Bryan Haynes, BA’90, LLB’93, wants other students from outside Quebec to have the same opportunity he had to study law in a bilingual environment.
Haynes spent his formative years in British Columbia, but that didn’t stop him from moving to Montreal as a law student – where he immersed himself in the city’s rich mixture of French and English traditions while studying at McGill’s Faculty of Law. Today, Haynes is a partner at the Calgary office of Bennett Jones LLP. He leads the commercial transactions practice group, and works extensively in cross-border transactions between Canada and the US. But Haynes remains committed to bilingualism and credits McGill’s Faculty of Law with helping him grasp early on the importance of thinking beyond jurisdictional boundaries.
As a tribute to his alma mater, Haynes generously donated $25,000 to the Quebec Research Centre of Private & Comparative Law, based at McGill’s Faculty of Law.
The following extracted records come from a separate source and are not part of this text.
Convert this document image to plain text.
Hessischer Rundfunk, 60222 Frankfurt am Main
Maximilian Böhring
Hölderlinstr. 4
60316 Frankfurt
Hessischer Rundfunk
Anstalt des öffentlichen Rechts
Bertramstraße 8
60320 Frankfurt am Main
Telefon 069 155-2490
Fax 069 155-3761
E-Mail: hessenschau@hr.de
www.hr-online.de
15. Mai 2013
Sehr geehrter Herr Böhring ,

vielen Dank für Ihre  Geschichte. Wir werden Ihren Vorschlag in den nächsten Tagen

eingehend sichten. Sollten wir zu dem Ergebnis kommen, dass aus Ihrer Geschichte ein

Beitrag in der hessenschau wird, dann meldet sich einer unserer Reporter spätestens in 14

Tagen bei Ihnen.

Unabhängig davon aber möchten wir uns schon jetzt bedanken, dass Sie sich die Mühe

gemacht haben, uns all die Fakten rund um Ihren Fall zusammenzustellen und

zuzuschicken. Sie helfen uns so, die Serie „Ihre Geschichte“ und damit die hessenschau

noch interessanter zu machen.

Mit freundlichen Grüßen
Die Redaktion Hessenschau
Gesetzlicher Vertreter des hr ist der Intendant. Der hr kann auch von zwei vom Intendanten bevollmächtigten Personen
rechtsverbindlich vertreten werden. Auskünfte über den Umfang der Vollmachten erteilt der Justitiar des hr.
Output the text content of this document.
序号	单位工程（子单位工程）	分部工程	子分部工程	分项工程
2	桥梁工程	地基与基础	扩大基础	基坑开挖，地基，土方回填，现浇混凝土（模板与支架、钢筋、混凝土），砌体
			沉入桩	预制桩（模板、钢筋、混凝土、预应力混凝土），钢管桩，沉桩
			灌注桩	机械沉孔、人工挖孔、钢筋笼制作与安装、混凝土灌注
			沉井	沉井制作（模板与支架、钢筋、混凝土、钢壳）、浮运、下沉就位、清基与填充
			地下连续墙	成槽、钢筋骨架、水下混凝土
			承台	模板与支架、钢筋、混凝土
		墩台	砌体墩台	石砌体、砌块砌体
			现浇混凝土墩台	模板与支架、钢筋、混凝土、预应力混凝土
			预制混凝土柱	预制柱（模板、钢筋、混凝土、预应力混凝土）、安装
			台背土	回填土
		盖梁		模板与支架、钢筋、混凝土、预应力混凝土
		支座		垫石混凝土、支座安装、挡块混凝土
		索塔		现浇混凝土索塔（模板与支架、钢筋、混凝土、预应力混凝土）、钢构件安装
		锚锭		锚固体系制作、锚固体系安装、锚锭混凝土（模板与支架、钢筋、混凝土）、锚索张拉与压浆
The money will enable students from outside Quebec to work on the Centre’s main initiative – the bilingual Dictionnaires de droit privé / Private Law Dictionaries.
The Dictionaries Project has the mammoth task of maintaining and updating the volumes, which serve to outline Quebec’s private law system in civilian terms. The volumes are published in both French and English, and are considered essential to understanding Quebec’s civil law.
“The mix of cultures and languages make Montreal and McGill so special,” said Haynes. “I am honoured to have been able to take my McGill education back to Alberta, and I would love for other young people from outside of Quebec to have the opportunity to experience the same kind of richness.”
McGill Law Professor Lionel Smith – currently the Director of the Centre, and who taught law in Edmonton before coming to McGill – said the QRCPCL is extremely grateful for Haynes’ generosity.
“Students are the lifeblood of the Dictionaries Project,” said Smith. “And because these dictionaries have become an essential tool for Quebec jurists, legal translators and scholars working in comparative law, the young people involved in the project are actually improving access to justice, while being immersed in a deep and scholarly way in the bilingual reality of Quebec civil law.”
Students hired through the fund will be known as Bryan Haynes Researchers. Law students from outside of Quebec will be eligible for these summer research positions, but preference will be given to people from Western Canada.